Using Freesurfer (version 5.1, http://surfer.nmr.mgh.harvard.edu/), we calculated cortical thickness in 9 regions of interest (ROIs) previously identified as showing cortical thinning in AD15; together, these ROIs form an AD signature. Hippocampal and amygdala structural volumes were also derived from Freesurfer and were normalized by total intracranial volume to control for potential correlation with head size.
Statistical analyses.
All analyses were performed using SPSS software (version 19.0; SPSS Inc., Chicago, IL). We compared group performance on neuropsychological tests and oculomotor measures using 1-way analyses of variance with Games-Howell corrections for multiple comparisons with unequal variance or Tukey B for equal variance. Where data were insufficient for one group (subjects with AD), independent t tests were used to compare MCI and NE. For all between-group comparisons, a p value of <0.05 after post hoc correction for multiple comparisons was considered significant. Bivariate correlations of AS performance with neuropsychological measures were performed within each group to assess the relationship of AS performance to more standard measures of cognitive function. To control for disease severity, in some analyses, correlations were also performed with the CDR-SB as a covariate for the MCI and AD cohorts. For tests of EF, we corrected for multiple comparisons with a Bonferroni correction; 6 neuropsychological tests (table 2) were considered to fall in the EF domain, so significance was evaluated at p = 0.05/6 = 0.0083. For correlations between AS performance and anatomical structure, we used a hierarchical approach.
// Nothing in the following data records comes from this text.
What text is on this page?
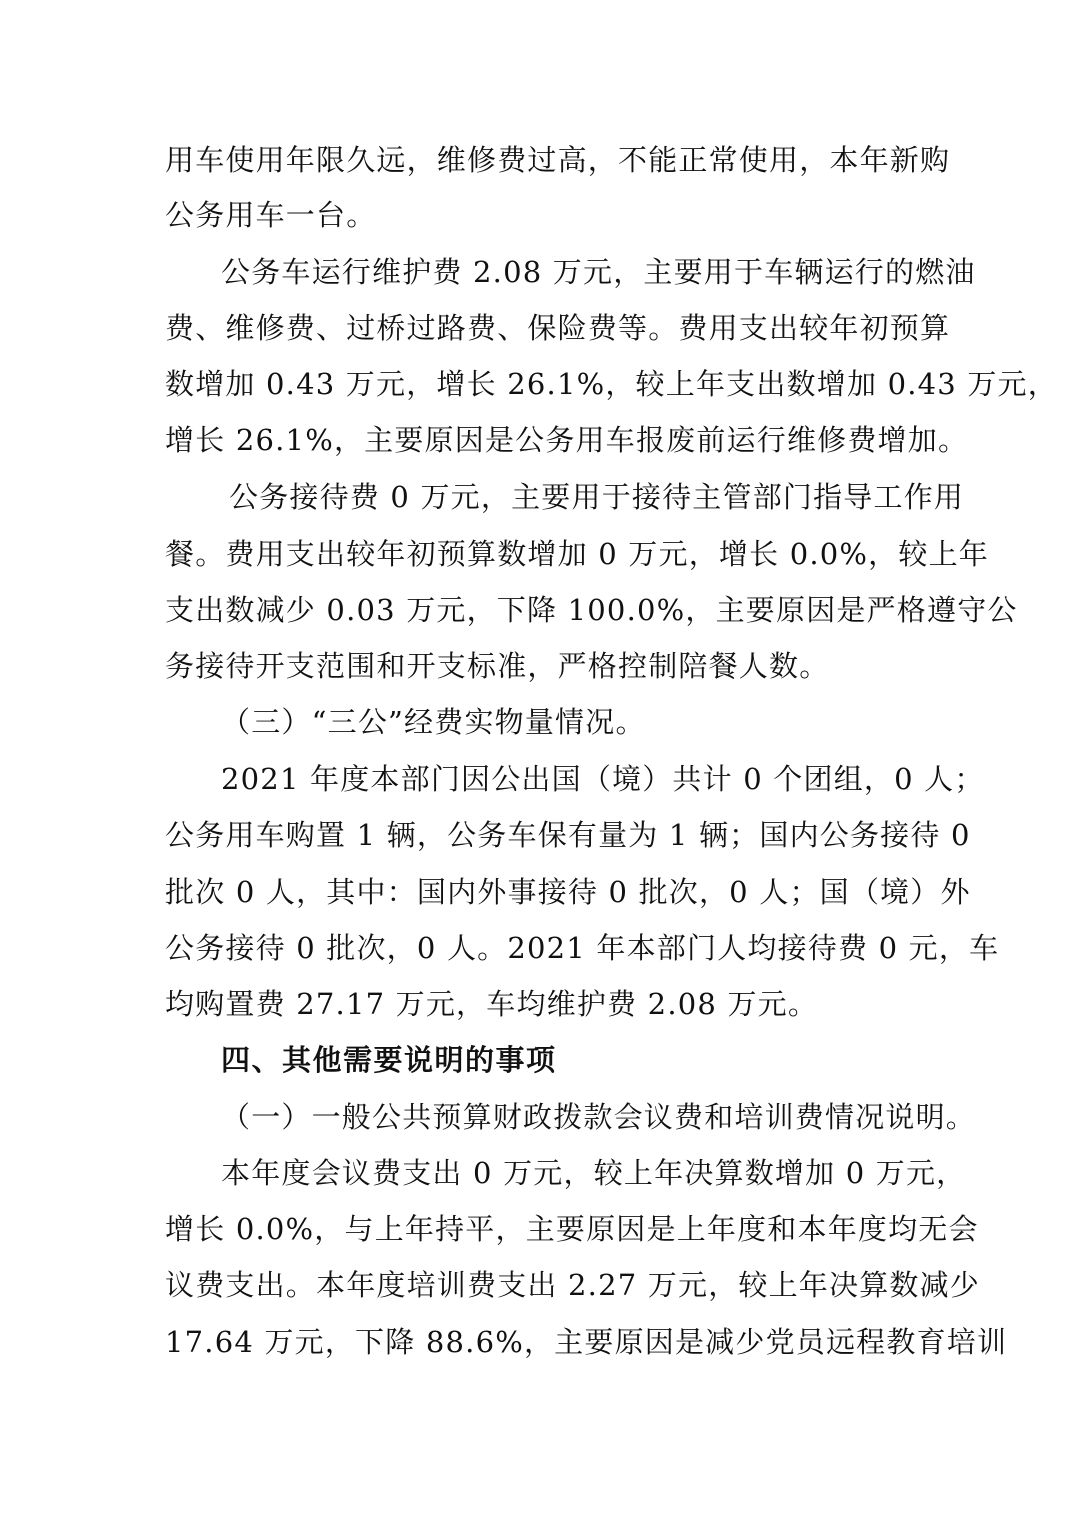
用车使用年限久远，维修费过高，不能正常使用，本年新购
公务用车一台。
公务车运行维护费 2.08 万元，主要用于车辆运行的燃油
费、维修费、过桥过路费、保险费等。费用支出较年初预算
数增加 0.43 万元，增长 26.1%，较上年支出数增加 0.43 万元，
增长 26.1%，主要原因是公务用车报废前运行维修费增加。
公务接待费 0 万元，主要用于接待主管部门指导工作用
餐。费用支出较年初预算数增加 0 万元，增长 0.0%，较上年
支出数减少 0.03 万元，下降 100.0%，主要原因是严格遵守公
务接待开支范围和开支标准，严格控制陪餐人数。
（三）“三公”经费实物量情况。
2021 年度本部门因公出国（境）共计 0 个团组，0 人；
公务用车购置 1 辆，公务车保有量为 1 辆；国内公务接待 0
批次 0 人，其中：国内外事接待 0 批次，0 人；国（境）外
公务接待 0 批次，0 人。2021 年本部门人均接待费 0 元，车
均购置费 27.17 万元，车均维护费 2.08 万元。
四、其他需要说明的事项
（一）一般公共预算财政拨款会议费和培训费情况说明。
本年度会议费支出 0 万元，较上年决算数增加 0 万元，
增长 0.0%，与上年持平，主要原因是上年度和本年度均无会
议费支出。本年度培训费支出 2.27 万元，较上年决算数减少
17.64 万元，下降 88.6%，主要原因是减少党员远程教育培训
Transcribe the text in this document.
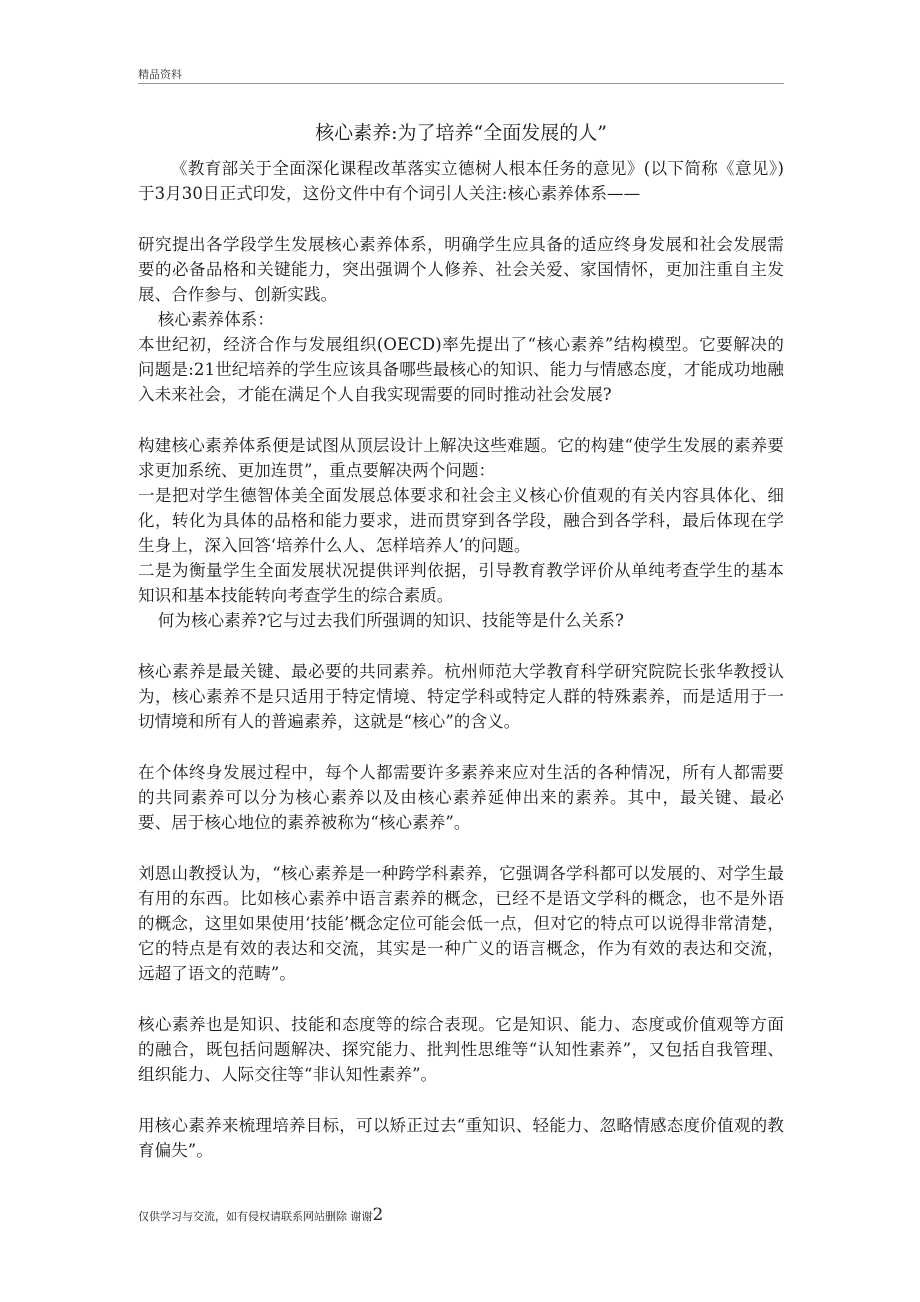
精品资料
核心素养:为了培养“全面发展的人”

《教育部关于全面深化课程改革落实立德树人根本任务的意见》(以下简称《意见》)于3月30日正式印发，这份文件中有个词引人关注:核心素养体系——

研究提出各学段学生发展核心素养体系，明确学生应具备的适应终身发展和社会发展需要的必备品格和关键能力，突出强调个人修养、社会关爱、家国情怀，更加注重自主发展、合作参与、创新实践。

核心素养体系：

本世纪初，经济合作与发展组织(OECD)率先提出了“核心素养”结构模型。它要解决的问题是:21世纪培养的学生应该具备哪些最核心的知识、能力与情感态度，才能成功地融入未来社会，才能在满足个人自我实现需要的同时推动社会发展?

构建核心素养体系便是试图从顶层设计上解决这些难题。它的构建“使学生发展的素养要求更加系统、更加连贯”，重点要解决两个问题：

一是把对学生德智体美全面发展总体要求和社会主义核心价值观的有关内容具体化、细化，转化为具体的品格和能力要求，进而贯穿到各学段，融合到各学科，最后体现在学生身上，深入回答‘培养什么人、怎样培养人’的问题。

二是为衡量学生全面发展状况提供评判依据，引导教育教学评价从单纯考查学生的基本知识和基本技能转向考查学生的综合素质。

何为核心素养?它与过去我们所强调的知识、技能等是什么关系?

核心素养是最关键、最必要的共同素养。杭州师范大学教育科学研究院院长张华教授认为，核心素养不是只适用于特定情境、特定学科或特定人群的特殊素养，而是适用于一切情境和所有人的普遍素养，这就是“核心”的含义。

在个体终身发展过程中，每个人都需要许多素养来应对生活的各种情况，所有人都需要的共同素养可以分为核心素养以及由核心素养延伸出来的素养。其中，最关键、最必要、居于核心地位的素养被称为“核心素养”。

刘恩山教授认为，“核心素养是一种跨学科素养，它强调各学科都可以发展的、对学生最有用的东西。比如核心素养中语言素养的概念，已经不是语文学科的概念，也不是外语的概念，这里如果使用‘技能’概念定位可能会低一点，但对它的特点可以说得非常清楚，它的特点是有效的表达和交流，其实是一种广义的语言概念，作为有效的表达和交流，远超了语文的范畴”。

核心素养也是知识、技能和态度等的综合表现。它是知识、能力、态度或价值观等方面的融合，既包括问题解决、探究能力、批判性思维等“认知性素养”，又包括自我管理、组织能力、人际交往等“非认知性素养”。

用核心素养来梳理培养目标，可以矫正过去“重知识、轻能力、忽略情感态度价值观的教育偏失”。

仅供学习与交流，如有侵权请联系网站删除 谢谢2
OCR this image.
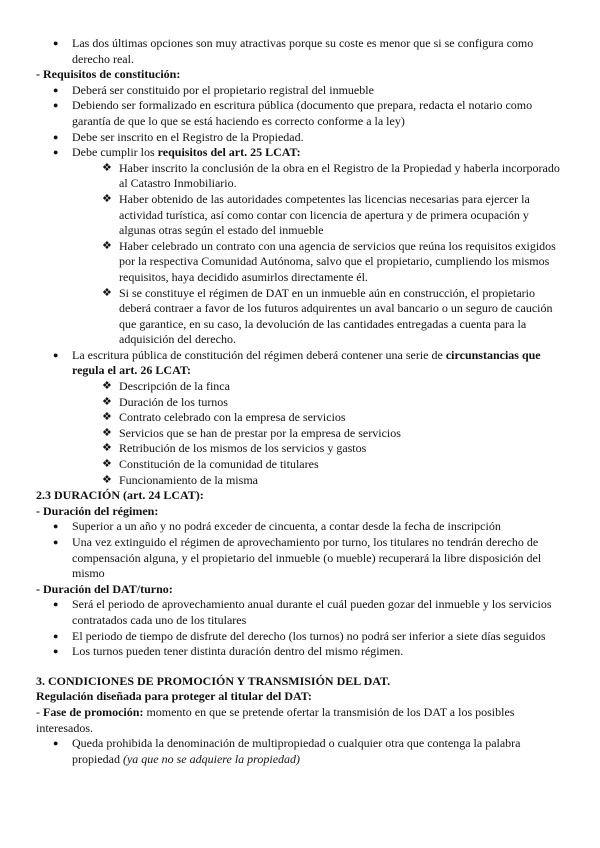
● Las dos últimas opciones son muy atractivas porque su coste es menor que si se configura como derecho real.
- Requisitos de constitución:
● Deberá ser constituido por el propietario registral del inmueble
● Debiendo ser formalizado en escritura pública (documento que prepara, redacta el notario como garantía de que lo que se está haciendo es correcto conforme a la ley)
● Debe ser inscrito en el Registro de la Propiedad.
● Debe cumplir los requisitos del art. 25 LCAT:
❖ Haber inscrito la conclusión de la obra en el Registro de la Propiedad y haberla incorporado al Catastro Inmobiliario.
❖ Haber obtenido de las autoridades competentes las licencias necesarias para ejercer la actividad turística, así como contar con licencia de apertura y de primera ocupación y algunas otras según el estado del inmueble
❖ Haber celebrado un contrato con una agencia de servicios que reúna los requisitos exigidos por la respectiva Comunidad Autónoma, salvo que el propietario, cumpliendo los mismos requisitos, haya decidido asumirlos directamente él.
❖ Si se constituye el régimen de DAT en un inmueble aún en construcción, el propietario deberá contraer a favor de los futuros adquirentes un aval bancario o un seguro de caución que garantice, en su caso, la devolución de las cantidades entregadas a cuenta para la adquisición del derecho.
● La escritura pública de constitución del régimen deberá contener una serie de circunstancias que regula el art. 26 LCAT:
❖ Descripción de la finca
❖ Duración de los turnos
❖ Contrato celebrado con la empresa de servicios
❖ Servicios que se han de prestar por la empresa de servicios
❖ Retribución de los mismos de los servicios y gastos
❖ Constitución de la comunidad de titulares
❖ Funcionamiento de la misma
2.3 DURACIÓN (art. 24 LCAT):
- Duración del régimen:
● Superior a un año y no podrá exceder de cincuenta, a contar desde la fecha de inscripción
● Una vez extinguido el régimen de aprovechamiento por turno, los titulares no tendrán derecho de compensación alguna, y el propietario del inmueble (o mueble) recuperará la libre disposición del mismo
- Duración del DAT/turno:
● Será el periodo de aprovechamiento anual durante el cuál pueden gozar del inmueble y los servicios contratados cada uno de los titulares
● El periodo de tiempo de disfrute del derecho (los turnos) no podrá ser inferior a siete días seguidos
● Los turnos pueden tener distinta duración dentro del mismo régimen.
3. CONDICIONES DE PROMOCIÓN Y TRANSMISIÓN DEL DAT.
Regulación diseñada para proteger al titular del DAT:
- Fase de promoción: momento en que se pretende ofertar la transmisión de los DAT a los posibles interesados.
● Queda prohibida la denominación de multipropiedad o cualquier otra que contenga la palabra propiedad (ya que no se adquiere la propiedad)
First, we hypothesized that AS performance was correlated with cortical atrophy within the AD signature regions, and tested this with bivariate correlations for each subject cohort and the study population as a whole. We then investigated which ROIs within the AD signature showed the strongest relationship with AS performance.
Table 2.
Correlations between AS performance and neuropsychological tests
RESULTS
Demographic characteristics of the subjects are shown in table 1. NE were slightly younger than MCI subjects (p = 0.019). Subjects with AD were younger (p < 0.001) than both NE and subjects with MCI, and less educated (p = 0.003) than NE. The subjects with MCI had similar MMSE scores to NE (p = 0.062), but were modestly impaired on functional assessments (Functional Activities Questionnaire and Activities of Daily Living–Prevention Instrument; p < 0.001). Individual MCI subjects showed impairments across multiple domains, but most (32/36; 88%) were classified as amnestic. Subjects with MCI were impaired relative to NE on neuropsychological tests of memory (California Verbal Learning Test II–Long Delay Free Recall, p < 0.001; Modified Rey-Osterreith Recall, p < 0.001) and EF (Modified Trails Time, p = 0.004; Design Fluency, p = 0.007; and Abstraction, p = 0.003). Patients with AD performed worse on all functional and neuropsychological measures than subjects with MCI and the NE.
Oculomotor responses.
Patients with AD were slower to initiate eye movements than either patients with MCI or the NE (p < 0.001 for both; figure 2A). Subjects with AD were also slower to respond during the AS task for both correct (p < 0.001; figure 2B left) and error (p < 0.001 vs NE; p = 0.078 vs MCI; figure 2B, right panel) responses.
Figure 2. Oculomotor group performance.
(A) Latency for horizontal prosaccades and (B) correct antisaccade responses, and incorrect (error) antisaccade responses for all subject groups. Brackets indicate significant between-group differences: *p < 0.01; **p < 0.001. (C) Antisaccade performance by group. Left panel is percentage correct, right is ASTotal (percentage of total trials performed correctly or self-corrected). Brackets indicate between-group differences: *p < 0.02; **p < 0.001. Individual data points have been distributed horizontally for visual clarity. Thick horizontal lines indicate median values; upper and lower boxes show the 25th and 75th percentiles. AD = Alzheimer disease; MCI = mild cognitive impairment; NE = normal elderly.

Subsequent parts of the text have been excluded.